I am a fan of AA batteries, because I am lousy at recharging batteries. The camera companies are definitely leaving that behind. There are maybe 20% of the AA battery cameras on the market of what was there 2 years ago. The current trend is smaller, the rechargable battery packs allow the cameras to be smaller. 

I think you have the right idea, to use it until it dies, on the ac adapter. It may certainily have a dead short too. From my experince with camera repair, if it does have a dead short, throw it away. It will not be worth the time, effort, and money to repair it.
Mike aka: Moke


----------



## ed4copies (Aug 11, 2010)

Didja ever feel terrible, but still better than before???

So my camera is terminal.  No hope for future recovery and nothing will satiate its thirst for power (I know people like that, too).

BUT, at least I am not ALONE!!!
Misery loves company!!

Keep my AC adapter close by!!!

OK
thanks to all!!!


----------



## fernhills (Aug 11, 2010)

Hi, i had all the issues you guys had, charged the battery and it only lasts a short time. Bought cheap bought expensive, nothing worked. Ready to throw this $300 camera through the window. Guess what. take batteries out of camera and store them in the little plastic pack they came in. Only put them in while you are shooting. If you go some place take the batteries with you and put them in when you are ready. Same batteries i have used now for the last 8 months (lithium) It works try it.  Carl


----------



## its_virgil (Aug 11, 2010)

fernhills said:


> Hi, i had all the issues you guys had, charged the battery and it only lasts a short time.
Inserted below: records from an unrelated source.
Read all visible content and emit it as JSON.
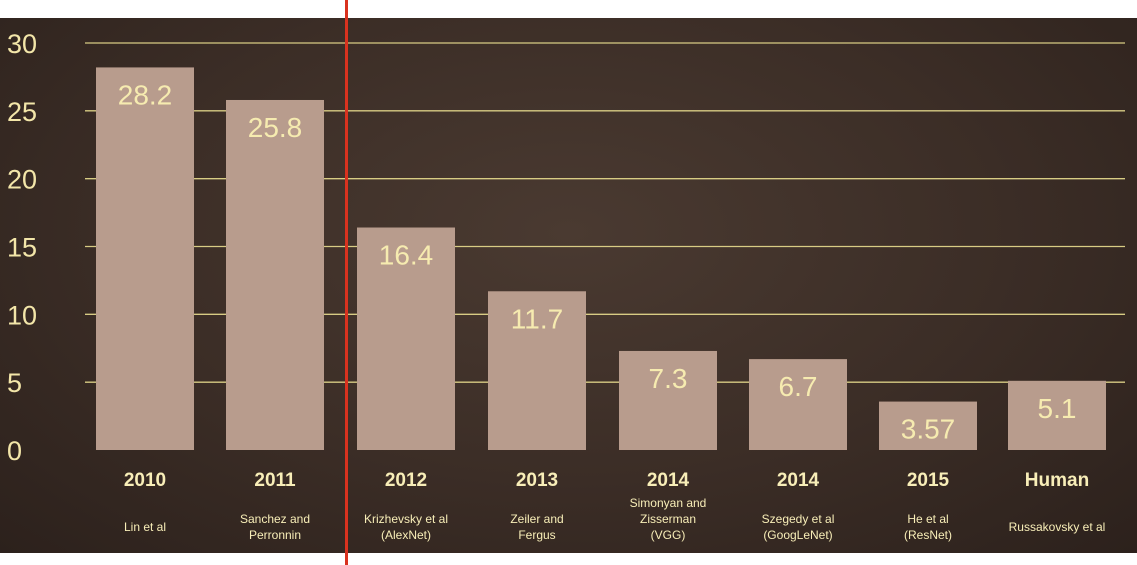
{
  "chart_data": {
    "type": "bar",
    "categories": [
      "2010",
      "2011",
      "2012",
      "2013",
      "2014",
      "2014",
      "2015",
      "Human"
    ],
    "sublabels": [
      [
        "Lin et al"
      ],
      [
        "Sanchez and",
        "Perronnin"
      ],
      [
        "Krizhevsky et al",
        "(AlexNet)"
      ],
      [
        "Zeiler and",
        "Fergus"
      ],
      [
        "Simonyan and",
        "Zisserman",
        "(VGG)"
      ],
      [
        "Szegedy et al",
        "(GoogLeNet)"
      ],
      [
        "He et al",
        "(ResNet)"
      ],
      [
        "Russakovsky et al"
      ]
    ],
    "values": [
      28.2,
      25.8,
      16.4,
      11.7,
      7.3,
      6.7,
      3.57,
      5.1
    ],
    "value_labels": [
      "28.2",
      "25.8",
      "16.4",
      "11.7",
      "7.3",
      "6.7",
      "3.57",
      "5.1"
    ],
    "yticks": [
      0,
      5,
      10,
      15,
      20,
      25,
      30
    ],
    "ylim": [
      0,
      30
    ],
    "grid": true,
    "title": "",
    "xlabel": "",
    "ylabel": "",
    "colors": {
      "background": "#3b2d26",
      "bar": "#b89c8d",
      "text": "#f6ebb0",
      "grid": "#d8cc84",
      "divider": "#d9321f"
    }
  }
}
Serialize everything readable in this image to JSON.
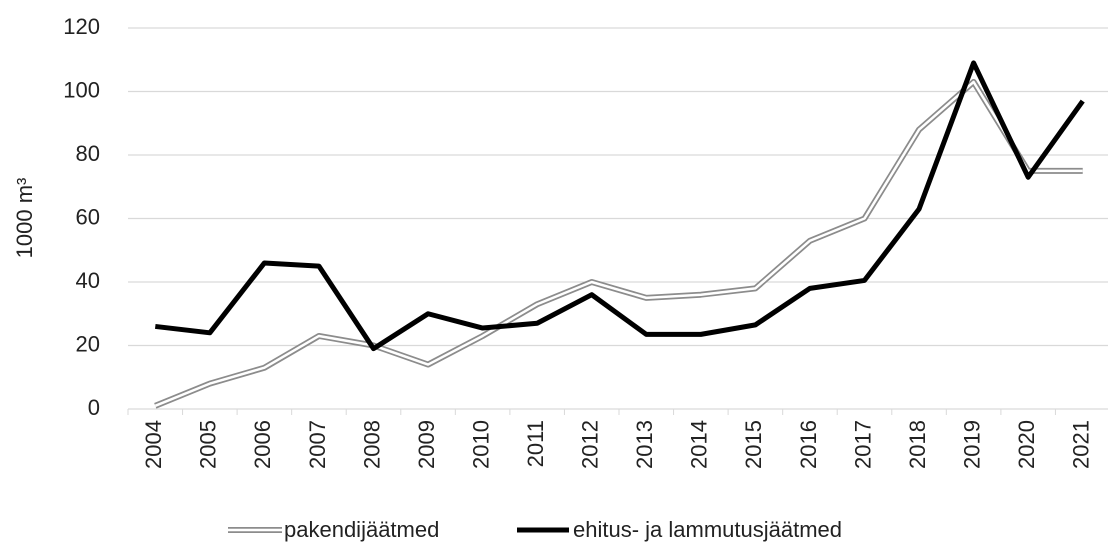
{
  "chart_data": {
    "type": "line",
    "y_label": "1000 m³",
    "categories": [
      "2004",
      "2005",
      "2006",
      "2007",
      "2008",
      "2009",
      "2010",
      "2011",
      "2012",
      "2013",
      "2014",
      "2015",
      "2016",
      "2017",
      "2018",
      "2019",
      "2020",
      "2021"
    ],
    "series": [
      {
        "name": "pakendijäätmed",
        "color": "#8c8c8c",
        "style": "double",
        "values": [
          1,
          8,
          13,
          23,
          20,
          14,
          23,
          33,
          40,
          35,
          36,
          38,
          53,
          60,
          88,
          103,
          75,
          75
        ]
      },
      {
        "name": "ehitus- ja lammutusjäätmed",
        "color": "#000000",
        "style": "solid",
        "values": [
          26,
          24,
          46,
          45,
          19,
          30,
          25.5,
          27,
          36,
          23.5,
          23.5,
          26.5,
          38,
          40.5,
          63,
          109,
          73,
          97
        ]
      }
    ],
    "ylim": [
      0,
      120
    ],
    "yticks": [
      0,
      20,
      40,
      60,
      80,
      100,
      120
    ],
    "grid": true,
    "legend": "bottom"
  }
}
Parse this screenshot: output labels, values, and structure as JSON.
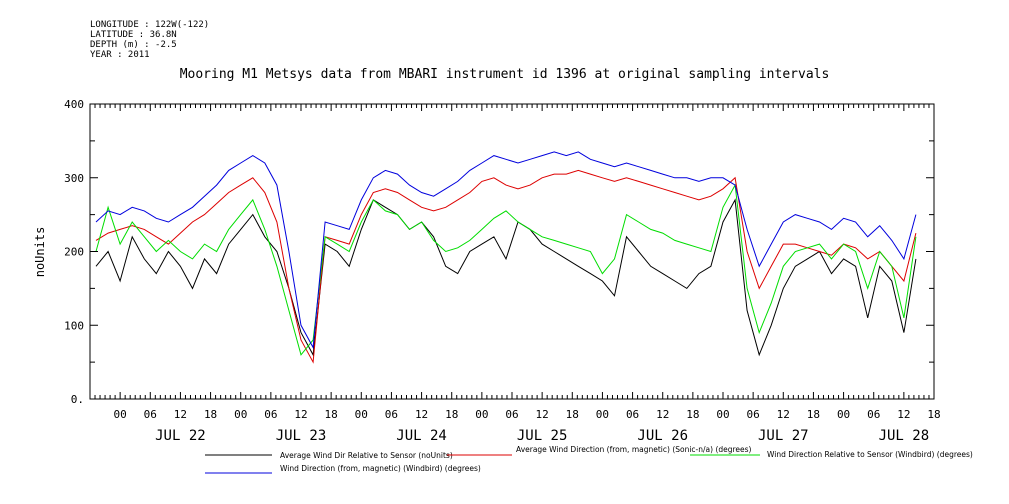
{
  "meta": {
    "longitude": "LONGITUDE : 122W(-122)",
    "latitude": "LATITUDE : 36.8N",
    "depth": "DEPTH (m) : -2.5",
    "year": "YEAR : 2011"
  },
  "chart_data": {
    "type": "line",
    "title": "Mooring M1 Metsys data from MBARI instrument id 1396 at original sampling intervals",
    "ylabel": "noUnits",
    "xlabel": "",
    "ylim": [
      0,
      400
    ],
    "yticks": [
      0,
      100,
      200,
      300,
      400
    ],
    "ytick_labels": [
      "0.",
      "100",
      "200",
      "300",
      "400"
    ],
    "xlim": [
      -0.25,
      6.75
    ],
    "hour_ticks": [
      "00",
      "06",
      "12",
      "18"
    ],
    "day_labels": [
      "JUL 22",
      "JUL 23",
      "JUL 24",
      "JUL 25",
      "JUL 26",
      "JUL 27",
      "JUL 28"
    ],
    "grid": false,
    "legend_position": "bottom",
    "series": [
      {
        "name": "Average Wind Dir Relative to Sensor (noUnits)",
        "color": "#000000",
        "x": [
          -0.2,
          -0.1,
          0,
          0.1,
          0.2,
          0.3,
          0.4,
          0.5,
          0.6,
          0.7,
          0.8,
          0.9,
          1.0,
          1.1,
          1.2,
          1.3,
          1.4,
          1.5,
          1.6,
          1.7,
          1.8,
          1.9,
          2.0,
          2.1,
          2.2,
          2.3,
          2.4,
          2.5,
          2.6,
          2.7,
          2.8,
          2.9,
          3.0,
          3.1,
          3.2,
          3.3,
          3.4,
          3.5,
          3.6,
          3.7,
          3.8,
          3.9,
          4.0,
          4.1,
          4.2,
          4.3,
          4.4,
          4.5,
          4.6,
          4.7,
          4.8,
          4.9,
          5.0,
          5.1,
          5.2,
          5.3,
          5.4,
          5.5,
          5.6,
          5.7,
          5.8,
          5.9,
          6.0,
          6.1,
          6.2,
          6.3,
          6.4,
          6.5,
          6.6
        ],
        "values": [
          180,
          200,
          160,
          220,
          190,
          170,
          200,
          180,
          150,
          190,
          170,
          210,
          230,
          250,
          220,
          200,
          150,
          90,
          60,
          210,
          200,
          180,
          230,
          270,
          260,
          250,
          230,
          240,
          220,
          180,
          170,
          200,
          210,
          220,
          190,
          240,
          230,
          210,
          200,
          190,
          180,
          170,
          160,
          140,
          220,
          200,
          180,
          170,
          160,
          150,
          170,
          180,
          240,
          270,
          120,
          60,
          100,
          150,
          180,
          190,
          200,
          170,
          190,
          180,
          110,
          180,
          160,
          90,
          190
        ]
      },
      {
        "name": "Average Wind Direction (from, magnetic) (Sonic-n/a) (degrees)",
        "color": "#dd0000",
        "x": [
          -0.2,
          -0.1,
          0,
          0.1,
          0.2,
          0.3,
          0.4,
          0.5,
          0.6,
          0.7,
          0.8,
          0.9,
          1.0,
          1.1,
          1.2,
          1.3,
          1.4,
          1.5,
          1.6,
          1.7,
          1.8,
          1.9,
          2.0,
          2.1,
          2.2,
          2.3,
          2.4,
          2.5,
          2.6,
          2.7,
          2.8,
          2.9,
          3.0,
          3.1,
          3.2,
          3.3,
          3.4,
          3.5,
          3.6,
          3.7,
          3.8,
          3.9,
          4.0,
          4.1,
          4.2,
          4.3,
          4.4,
          4.5,
          4.6,
          4.7,
          4.8,
          4.9,
          5.0,
          5.1,
          5.2,
          5.3,
          5.4,
          5.5,
          5.6,
          5.7,
          5.8,
          5.9,
          6.0,
          6.1,
          6.2,
          6.3,
          6.4,
          6.5,
          6.6
        ],
        "values": [
          215,
          225,
          230,
          235,
          230,
          220,
          210,
          225,
          240,
          250,
          265,
          280,
          290,
          300,
          280,
          240,
          150,
          80,
          50,
          220,
          215,
          210,
          250,
          280,
          285,
          280,
          270,
          260,
          255,
          260,
          270,
          280,
          295,
          300,
          290,
          285,
          290,
          300,
          305,
          305,
          310,
          305,
          300,
          295,
          300,
          295,
          290,
          285,
          280,
          275,
          270,
          275,
          285,
          300,
          200,
          150,
          180,
          210,
          210,
          205,
          200,
          195,
          210,
          205,
          190,
          200,
          180,
          160,
          225
        ]
      },
      {
        "name": "Wind Direction Relative to Sensor (Windbird) (degrees)",
        "color": "#00dd00",
        "x": [
          -0.2,
          -0.1,
          0,
          0.1,
          0.2,
          0.3,
          0.4,
          0.5,
          0.6,
          0.7,
          0.8,
          0.9,
          1.0,
          1.1,
          1.2,
          1.3,
          1.4,
          1.5,
          1.6,
          1.7,
          1.8,
          1.9,
          2.0,
          2.1,
          2.2,
          2.3,
          2.4,
          2.5,
          2.6,
          2.7,
          2.8,
          2.9,
          3.0,
          3.1,
          3.2,
          3.3,
          3.4,
          3.5,
          3.6,
          3.7,
          3.8,
          3.9,
          4.0,
          4.1,
          4.2,
          4.3,
          4.4,
          4.5,
          4.6,
          4.7,
          4.8,
          4.9,
          5.0,
          5.1,
          5.2,
          5.3,
          5.4,
          5.5,
          5.6,
          5.7,
          5.8,
          5.9,
          6.0,
          6.1,
          6.2,
          6.3,
          6.4,
          6.5,
          6.6
        ],
        "values": [
          200,
          260,
          210,
          240,
          220,
          200,
          215,
          200,
          190,
          210,
          200,
          230,
          250,
          270,
          230,
          180,
          120,
          60,
          80,
          220,
          210,
          200,
          240,
          270,
          255,
          250,
          230,
          240,
          215,
          200,
          205,
          215,
          230,
          245,
          255,
          240,
          230,
          220,
          215,
          210,
          205,
          200,
          170,
          190,
          250,
          240,
          230,
          225,
          215,
          210,
          205,
          200,
          260,
          290,
          150,
          90,
          130,
          180,
          200,
          205,
          210,
          190,
          210,
          200,
          150,
          200,
          180,
          110,
          220
        ]
      },
      {
        "name": "Wind Direction (from, magnetic) (Windbird) (degrees)",
        "color": "#0000dd",
        "x": [
          -0.2,
          -0.1,
          0,
          0.1,
          0.2,
          0.3,
          0.4,
          0.5,
          0.6,
          0.7,
          0.8,
          0.9,
          1.0,
          1.1,
          1.2,
          1.3,
          1.4,
          1.5,
          1.6,
          1.7,
          1.8,
          1.9,
          2.0,
          2.1,
          2.2,
          2.3,
          2.4,
          2.5,
          2.6,
          2.7,
          2.8,
          2.9,
          3.0,
          3.1,
          3.2,
          3.3,
          3.4,
          3.5,
          3.6,
          3.7,
          3.8,
          3.9,
          4.0,
          4.1,
          4.2,
          4.3,
          4.4,
          4.5,
          4.6,
          4.7,
          4.8,
          4.9,
          5.0,
          5.1,
          5.2,
          5.3,
          5.4,
          5.5,
          5.6,
          5.7,
          5.8,
          5.9,
          6.0,
          6.1,
          6.2,
          6.3,
          6.4,
          6.5,
          6.6
        ],
        "values": [
          240,
          255,
          250,
          260,
          255,
          245,
          240,
          250,
          260,
          275,
          290,
          310,
          320,
          330,
          320,
          290,
          200,
          100,
          70,
          240,
          235,
          230,
          270,
          300,
          310,
          305,
          290,
          280,
          275,
          285,
          295,
          310,
          320,
          330,
          325,
          320,
          325,
          330,
          335,
          330,
          335,
          325,
          320,
          315,
          320,
          315,
          310,
          305,
          300,
          300,
          295,
          300,
          300,
          290,
          230,
          180,
          210,
          240,
          250,
          245,
          240,
          230,
          245,
          240,
          220,
          235,
          215,
          190,
          250
        ]
      }
    ]
  }
}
Bought cheap bought expensive, nothing worked. Ready to throw this $300 camera through the window. Guess what. take batteries out of camera and store them in the little plastic pack they came in. Only put them in while you are shooting. If you go some place take the batteries with you and put them in when you are ready. Same batteries i have used now for the last 8 months (lithium) It works try it.  Carl


I have the Canon SX120 and it too is a battery hog....not so much as my older powershot whatever the number is. I like the SX120 because I have full control of the exposure settings just like on my Digital Rebel. Also, it goes into micro mode automatically when I move in close. Maybe they all do that but my powershot did not. 

I have switched to the lithium and NiCad rechargeables. I read excellent reports on the batteries sold by RadioShack enercell AA batteries. I just purchased a 40 pack and will see how long they last.

I too use a power cord next to the photo tent.

Do you suppose the camera companies own a bunch of battery company stocks?

Do a good turn daily!
Don


----------



## Rob73 (Aug 11, 2010)

'Normal' batteries do not work well in cameras at all. You must buy a decent set of rechargeable. My old cannon would burn through 4 duracell AA's in about 20 minutes.  This is with no flash use.  I ended up getting some 2900's and it made a huge difference.  I could take product shots for a few hours with no problems.   My new camera has lithium ion battery.  Lasts a few hours (assuming I'm not using flash) but also recharges in a couple hours compared to at least 8 hours for the normal rechargeable.


----------



## alphageek (Aug 11, 2010)

I will say, I am a photo-nut... I've averaged a new digital camera every other year.    There is no doubt that this one is unique in my experience... Most digital cameras will CHEW through regular batteries because of the high drain.   However, this specific model doesn't work well with rechargables either.  

If you're reading this and have a sx110 (and maybe the sx120), lithium AAs (non-rechargable) are the only way to have decent battery life.   

On a side note.. the worst thing is lithium batteries ARE rechargable.  All the small cameras and slrs have lithium packs.  The problem is unless you use exactly the right charger, they tend to explode.   Therefore AA format lithium are not marketed as rechargable. :mad-tongue:


----------